Development and research of holographic optical elements in Azo-polymers

Jeļena Miķelsone (ISSP UL Laboratory of Optical Recording), scientific workshop of Master’s Program course B “Topical Material and Solid State Physics Problems” of ISSP UL Doctoral School “Functional Materials and Nanotechnologies”, October 26, at 13:00, ISSP UL, Ķengaraga street 8, 2nd floor hall.

Diffractive optical elements (DOE) are used in telecommunication technologies, monochromators, electro-optical devices, various filters, art, security systems, etc., so DOE development is important for many fields. Within the framework of the work, various optical recording materials for direct holographic recording were studied. The advantage of grids acquired during the study is that they are made from relatively inexpensive materials, including materials that are easy to synthesize and do not require further purification.
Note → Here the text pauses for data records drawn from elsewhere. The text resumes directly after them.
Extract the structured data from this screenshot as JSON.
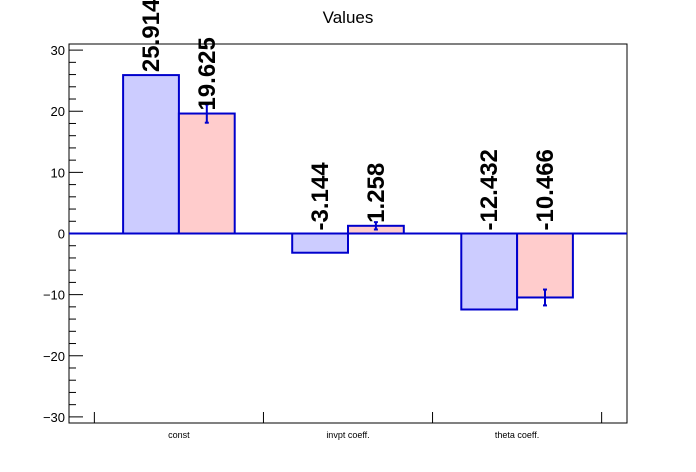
{
  "chart_data": {
    "type": "bar",
    "title": "Values",
    "categories": [
      "const",
      "invpt coeff.",
      "theta coeff."
    ],
    "series": [
      {
        "values": [
          25.914,
          -3.144,
          -12.432
        ],
        "labels": [
          "25.914",
          "-3.144",
          "-12.432"
        ],
        "errors": [
          0.0,
          0.0,
          0.0
        ],
        "fill": "#ccccff",
        "stroke": "#0000cc"
      },
      {
        "values": [
          19.625,
          1.258,
          -10.466
        ],
        "labels": [
          "19.625",
          "1.258",
          "-10.466"
        ],
        "errors": [
          1.5,
          0.6,
          1.3
        ],
        "fill": "#ffcccc",
        "stroke": "#0000cc"
      }
    ],
    "ylim": [
      -31,
      31
    ],
    "yticks": [
      -30,
      -20,
      -10,
      0,
      10,
      20,
      30
    ],
    "ytick_labels": [
      "−30",
      "−20",
      "−10",
      "0",
      "10",
      "20",
      "30"
    ],
    "grid": false,
    "xlabel": "",
    "ylabel": ""
  }
}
Work was done to improve the photosensitivity of the material and to enhance the surface relief after the holographic recording, which reduces the amount of energy required for recording.

Various functional polymers, where light sensitive azo compound is covalently bonded to the polymer matrix, various low molecular weight organic glasses, as well as azo-compound-polymer matrix compound or host-guest system, were studied. Effect of different recording parameters on surface relief grid formation, its mechanism explained. An indirect method for determining the direction of mass movement in a surface relief grid, which does not require any additional equipment or installations, was presented. The work details the effective deletion of surface relief grids, which opens up a reversible grid recording. The promotion work describes the surface relief formation mechanism.

Thesis to be defended:

  1. Main condition for surface relief grid formation is presence of photo-induced  birefringence in the material
  2. Direction of mass movement can be determined indirectly by using diffraction efficiency curves
  3. In compounds where the photosensitive component is chemically bound to the matrix, the highest sensitivity is obtained.